1864年7月22日夜,太平天國“忠王”李秀成,抵擋不住清軍的猛烈攻打,保護著幼天王從天京的倒蹋的城牆缺口中衝出。亂軍之中又被衝散,隻身一人逃到天京城東南麵的荒山上。第二天天明,被在山上砍柴的村民認出。因李秀成隨身帶著許多珍寶,村民要他分一些作為不去舉報的報酬,李秀成不肯,於是,他與村民之間發生了爭執;虎落平陽被犬欺,兩個小百姓居然把他拿下,解送清營請賞。28日,曾國藩從安慶來到金陵,審問後,令李秀成書寫供詞。李秀成在囚籠裏寫下3萬多字的《李秀成自述》。1864年8月7日,李秀成在天京被殺。

後來,上世紀五十年代,史學界對李秀成的《自述》又展開了爭論。一派意見是,《自述》被曾國藩篡改刪削了,有的人幹脆說《自述》是偽造的,李秀成這樣忠勇的人民英雄,根本不會寫什麽《自述》,一定是保持氣節、慷慨就義的,曾國藩改《自述》的目的,是為了掩蓋戰略和戰鬥中的失誤。
另一派則認為《自述》應該是真的,曾國藩沒有必要篡改和造假。
其實,關於《自述》的爭論,還是文人們為了使學術為“人民服務”而搞起來的折騰。因為太平天國被定為“農民起義”,是革命運動,是曆史的動力,所以,它的領袖(除了混進革命隊伍的地主分子韋昌輝)都是人民英雄,人民英雄對敵人,是不會卑顏屈膝的。因此,李秀成還是作為革命英雄的形象占領著曆史文化舞台。

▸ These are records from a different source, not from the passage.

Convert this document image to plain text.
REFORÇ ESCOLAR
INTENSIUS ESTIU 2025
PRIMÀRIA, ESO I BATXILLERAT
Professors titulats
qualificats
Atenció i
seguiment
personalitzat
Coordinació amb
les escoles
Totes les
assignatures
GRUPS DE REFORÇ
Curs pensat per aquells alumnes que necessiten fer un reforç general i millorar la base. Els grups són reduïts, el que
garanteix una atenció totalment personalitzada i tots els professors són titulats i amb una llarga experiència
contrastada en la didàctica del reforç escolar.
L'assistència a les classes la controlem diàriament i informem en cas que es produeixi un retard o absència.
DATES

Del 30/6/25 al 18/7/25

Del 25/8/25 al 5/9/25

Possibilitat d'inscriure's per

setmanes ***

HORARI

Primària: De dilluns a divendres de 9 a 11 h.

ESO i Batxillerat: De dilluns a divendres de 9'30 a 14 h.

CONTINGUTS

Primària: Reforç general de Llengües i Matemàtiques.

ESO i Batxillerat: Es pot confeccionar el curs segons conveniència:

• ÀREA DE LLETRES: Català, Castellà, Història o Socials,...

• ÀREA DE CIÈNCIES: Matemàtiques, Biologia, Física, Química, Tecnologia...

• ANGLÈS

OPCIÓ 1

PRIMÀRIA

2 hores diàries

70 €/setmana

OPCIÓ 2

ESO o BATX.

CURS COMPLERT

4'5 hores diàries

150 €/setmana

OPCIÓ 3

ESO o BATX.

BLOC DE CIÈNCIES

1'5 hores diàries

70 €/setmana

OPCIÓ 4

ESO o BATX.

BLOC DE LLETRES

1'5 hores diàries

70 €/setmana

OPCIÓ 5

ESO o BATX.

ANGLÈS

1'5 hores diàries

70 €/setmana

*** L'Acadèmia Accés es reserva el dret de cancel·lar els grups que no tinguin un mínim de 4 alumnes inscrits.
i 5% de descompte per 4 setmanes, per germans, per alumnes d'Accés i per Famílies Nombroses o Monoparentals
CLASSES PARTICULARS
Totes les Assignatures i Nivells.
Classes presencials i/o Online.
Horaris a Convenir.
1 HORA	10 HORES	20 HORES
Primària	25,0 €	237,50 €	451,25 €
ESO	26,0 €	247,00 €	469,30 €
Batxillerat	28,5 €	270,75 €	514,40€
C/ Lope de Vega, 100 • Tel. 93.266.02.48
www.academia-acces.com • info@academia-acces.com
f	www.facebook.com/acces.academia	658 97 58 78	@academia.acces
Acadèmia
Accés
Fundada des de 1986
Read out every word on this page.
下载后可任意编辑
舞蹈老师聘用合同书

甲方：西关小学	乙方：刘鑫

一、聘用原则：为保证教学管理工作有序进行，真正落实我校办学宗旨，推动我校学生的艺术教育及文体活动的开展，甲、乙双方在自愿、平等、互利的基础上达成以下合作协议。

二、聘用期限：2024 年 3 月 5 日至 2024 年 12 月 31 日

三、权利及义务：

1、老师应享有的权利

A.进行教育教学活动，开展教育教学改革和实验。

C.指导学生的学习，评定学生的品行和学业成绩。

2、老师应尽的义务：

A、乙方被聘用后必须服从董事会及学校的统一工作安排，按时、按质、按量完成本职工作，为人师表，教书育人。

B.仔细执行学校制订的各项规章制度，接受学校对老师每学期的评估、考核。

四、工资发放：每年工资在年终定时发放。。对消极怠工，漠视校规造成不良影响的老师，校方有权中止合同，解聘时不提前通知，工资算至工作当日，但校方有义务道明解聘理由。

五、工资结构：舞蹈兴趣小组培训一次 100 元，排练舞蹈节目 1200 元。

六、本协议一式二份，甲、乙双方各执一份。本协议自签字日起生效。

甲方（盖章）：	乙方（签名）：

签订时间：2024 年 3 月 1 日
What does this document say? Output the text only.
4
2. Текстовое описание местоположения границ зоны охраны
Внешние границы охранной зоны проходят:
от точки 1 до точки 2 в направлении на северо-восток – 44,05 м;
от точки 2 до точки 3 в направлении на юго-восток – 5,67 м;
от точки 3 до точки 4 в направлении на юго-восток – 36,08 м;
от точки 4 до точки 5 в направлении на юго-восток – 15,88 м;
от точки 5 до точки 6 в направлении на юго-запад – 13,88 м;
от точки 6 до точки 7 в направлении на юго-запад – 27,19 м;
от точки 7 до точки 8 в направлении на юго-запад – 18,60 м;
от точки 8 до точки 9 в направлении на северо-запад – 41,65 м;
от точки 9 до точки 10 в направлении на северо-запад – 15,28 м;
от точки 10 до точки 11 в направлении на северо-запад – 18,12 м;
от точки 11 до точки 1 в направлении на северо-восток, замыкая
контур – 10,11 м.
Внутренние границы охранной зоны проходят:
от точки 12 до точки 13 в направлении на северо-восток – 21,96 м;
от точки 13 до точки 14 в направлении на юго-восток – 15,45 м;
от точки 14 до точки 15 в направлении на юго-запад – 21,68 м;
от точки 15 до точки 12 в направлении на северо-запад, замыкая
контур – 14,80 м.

再後來,1963年,一場慘絕人寰的自然災害剛剛過去,著名的“七千人大會”開過後,經濟政策作了調整,農業生產正在恢複微弱的生機。這時,學術期刊《曆史研究》第四期發表了《評[李秀成自述]》的文章,作者戚本禹,是中共中央辦公廳信訪科的一名工作人員。《評[李秀成自述]》這篇文章,評定《李秀成自述》是“一篇背叛太平天國革命事業的“自首書”;李秀成是“認賊作父”的“革命的叛徒”。

這時,中央文化部門正在排演一部話劇《李秀成》。在戚本禹文章發表的同時,中先部副部長周揚對《李秀成》一劇給予了充分的肯定,他讚揚李秀成忠勇。戚本禹的文章調子完全與周揚相反,評價十分懸殊。周揚是當時掌管意識形態,是文化部門的老大,正在主持研究哲學、社會科學怎樣來配合“反修”,見到與他觀點相反的文章,就指示中先部科學處,召集會議討論戚本禹的文章。史學界的文人們,得到文藝界領導人的指示後,在一些報刊上發表了不少文章,都是針對戚本禹進行批評的。

麵對史學界的批評,又有ZX部領導挺李秀成的講話,戚本禹感到壓力大了,準備更改觀點,作出檢討,應付過關。他檢討還沒寫完,好運就降臨了,有貴人出現,文化部電影處處長、主席的生活秘書藍萍同誌,與他談話說,“……主席看了,很滿意你的文章,說你給黨立了一功。因為你的文章裏提到了叛徒問題;主席認為黨內叛徒問題長期以來沒有解決……”,戚本禹一陣狂喜,得到了最高方麵的支持,多麽光榮和幸福啊!不久,傳出了十六字的批示:“白紙黑字,鐵證如山。晚節不保,不足為訓。”
有了巨大的關懷和鼓勵,戚本禹抖擻精神,1964年3月寫出續篇《怎樣看待李秀成的投降變節行為?》。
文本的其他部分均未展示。